- A top federal appeals court denied former President Donald Trump a rehearing of his challenge to an order that several years of his tax returns and those of related businesses be turned over to the House Ways and Means Committee.
- The denial sets the stage for Trump to make an expected request to the Supreme Court to hear an appeal of the order. However, the court is not obligated to grant that request.
- A federal judge last December dismissed Trump's challenge to the House committee obtaining his tax records from the Treasury Department as part of an inquiry into how the IRS audits presidential income tax returns.
Former President Donald Trump on Thursday lost his latest effort in court to block years of his income tax returns be given to the House Ways and Means Committee.

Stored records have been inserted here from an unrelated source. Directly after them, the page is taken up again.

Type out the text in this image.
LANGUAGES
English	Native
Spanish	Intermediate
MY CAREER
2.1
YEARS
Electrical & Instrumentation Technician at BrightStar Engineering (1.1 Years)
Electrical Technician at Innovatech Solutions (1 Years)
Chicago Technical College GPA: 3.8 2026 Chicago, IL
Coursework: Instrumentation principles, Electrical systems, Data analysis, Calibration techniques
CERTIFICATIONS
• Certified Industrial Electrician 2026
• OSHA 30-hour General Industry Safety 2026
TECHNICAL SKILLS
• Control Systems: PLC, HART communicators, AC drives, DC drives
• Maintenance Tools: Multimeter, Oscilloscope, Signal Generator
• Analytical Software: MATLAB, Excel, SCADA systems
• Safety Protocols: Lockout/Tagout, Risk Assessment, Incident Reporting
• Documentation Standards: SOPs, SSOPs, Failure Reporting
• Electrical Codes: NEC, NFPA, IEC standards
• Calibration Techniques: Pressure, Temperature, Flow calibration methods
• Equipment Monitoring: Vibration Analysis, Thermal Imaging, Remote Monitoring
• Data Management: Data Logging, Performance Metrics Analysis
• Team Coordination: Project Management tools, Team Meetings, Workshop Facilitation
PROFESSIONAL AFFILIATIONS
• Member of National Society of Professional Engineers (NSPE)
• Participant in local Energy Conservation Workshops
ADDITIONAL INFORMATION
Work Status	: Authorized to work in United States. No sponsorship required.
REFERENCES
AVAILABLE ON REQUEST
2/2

The federal appeals court in Washington, D.C., denied Trump's request to have the full lineup of judges on that court rehear his appeal of a lower court order requiring the Treasury Department to turn over those tax returns.

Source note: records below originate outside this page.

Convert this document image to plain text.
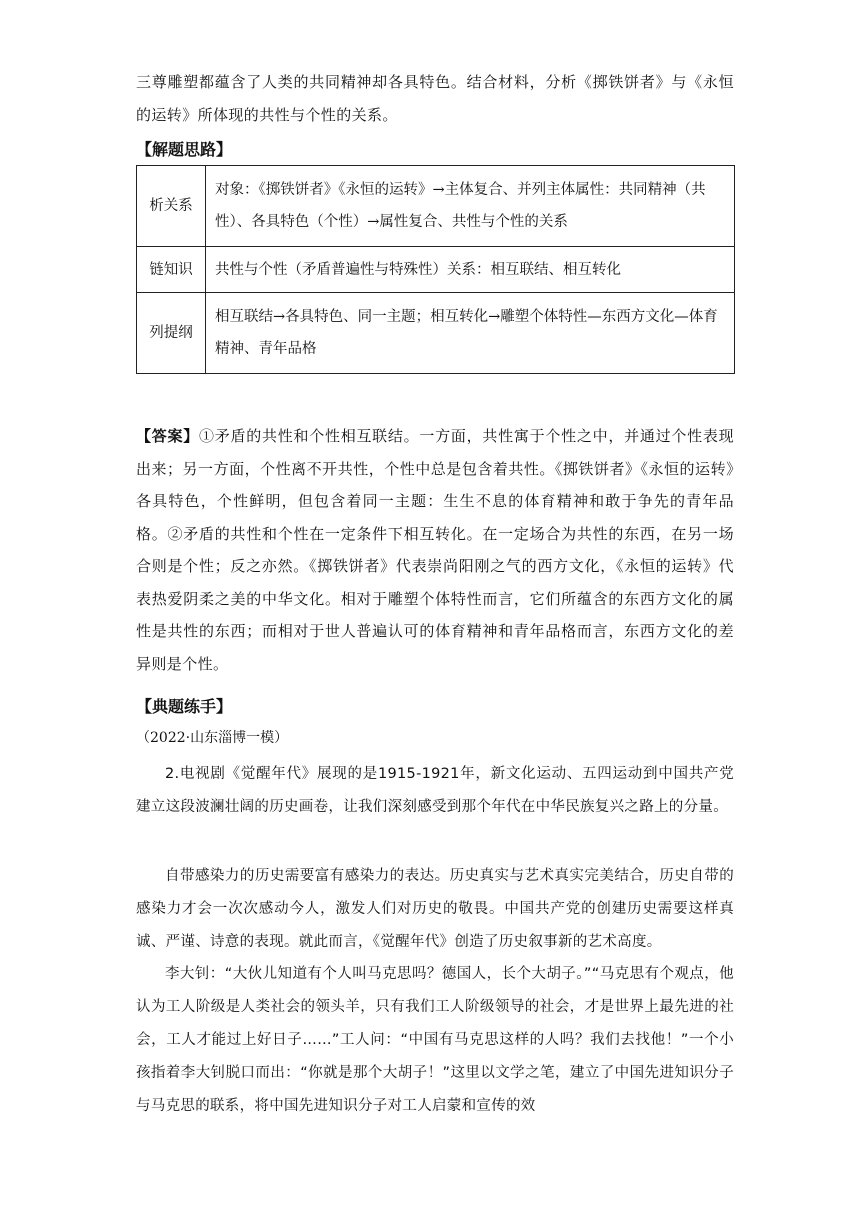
三尊雕塑都蕴含了人类的共同精神却各具特色。结合材料，分析《掷铁饼者》与《永恒的运转》所体现的共性与个性的关系。

【解题思路】
析关系	对象：《掷铁饼者》《永恒的运转》→主体复合、并列主体属性：共同精神（共性）、各具特色（个性）→属性复合、共性与个性的关系
链知识	共性与个性（矛盾普遍性与特殊性）关系：相互联结、相互转化
列提纲	相互联结→各具特色、同一主题；相互转化→雕塑个体特性—东西方文化—体育精神、青年品格

【答案】①矛盾的共性和个性相互联结。一方面，共性寓于个性之中，并通过个性表现出来；另一方面，个性离不开共性，个性中总是包含着共性。《掷铁饼者》《永恒的运转》各具特色，个性鲜明，但包含着同一主题：生生不息的体育精神和敢于争先的青年品格。②矛盾的共性和个性在一定条件下相互转化。在一定场合为共性的东西，在另一场合则是个性；反之亦然。《掷铁饼者》代表崇尚阳刚之气的西方文化，《永恒的运转》代表热爱阴柔之美的中华文化。相对于雕塑个体特性而言，它们所蕴含的东西方文化的属性是共性的东西；而相对于世人普遍认可的体育精神和青年品格而言，东西方文化的差异则是个性。

【典题练手】

（2022·山东淄博一模）

2.电视剧《觉醒年代》展现的是1915-1921年，新文化运动、五四运动到中国共产党建立这段波澜壮阔的历史画卷，让我们深刻感受到那个年代在中华民族复兴之路上的分量。

自带感染力的历史需要富有感染力的表达。历史真实与艺术真实完美结合，历史自带的感染力才会一次次感动今人，激发人们对历史的敬畏。中国共产党的创建历史需要这样真诚、严谨、诗意的表现。就此而言，《觉醒年代》创造了历史叙事新的艺术高度。

李大钊：“大伙儿知道有个人叫马克思吗？德国人，长个大胡子。”“马克思有个观点，他认为工人阶级是人类社会的领头羊，只有我们工人阶级领导的社会，才是世界上最先进的社会，工人才能过上好日子……”工人问：“中国有马克思这样的人吗？我们去找他！”一个小孩指着李大钊脱口而出：“你就是那个大胡子！”这里以文学之笔，建立了中国先进知识分子与马克思的联系，将中国先进知识分子对工人启蒙和宣传的效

A three-judge panel on the appeals court in August unanimously denied Trump's appeal of the lower court decision.
Thursday's decision by the full appeals court, which had no noted dissents, sets the stage for Trump to make an expected request to the Supreme Court to hear his appeal. However, the court is not obligated to grant that request.
The Ways and Means Committee first asked the Treasury Department in 2019 for Trump's income tax returns and those of the Donald J. Trump Revocable Trust and seven limited liability companies, one of which does business as Trump National Golf Club in Bedminster, New Jersey. Trump was president at the time.
Trump as both a Republican candidate for president and as president broke decades of tradition by refusing to publicly release his tax returns.
A federal judge last December dismissed the former president's challenge to the House committee obtaining his tax records from the Treasury Department as part of an inquiry into how the IRS audits presidential income tax returns.
In its ruling in August rejecting the challenge to that order, the three-judge D.C. circuit appeals court panel noted that while tax returns are generally confidential under federal law, when the Ways and Means Committee chair requests such returns in writing from the Treasury Department that guidance doesn't apply.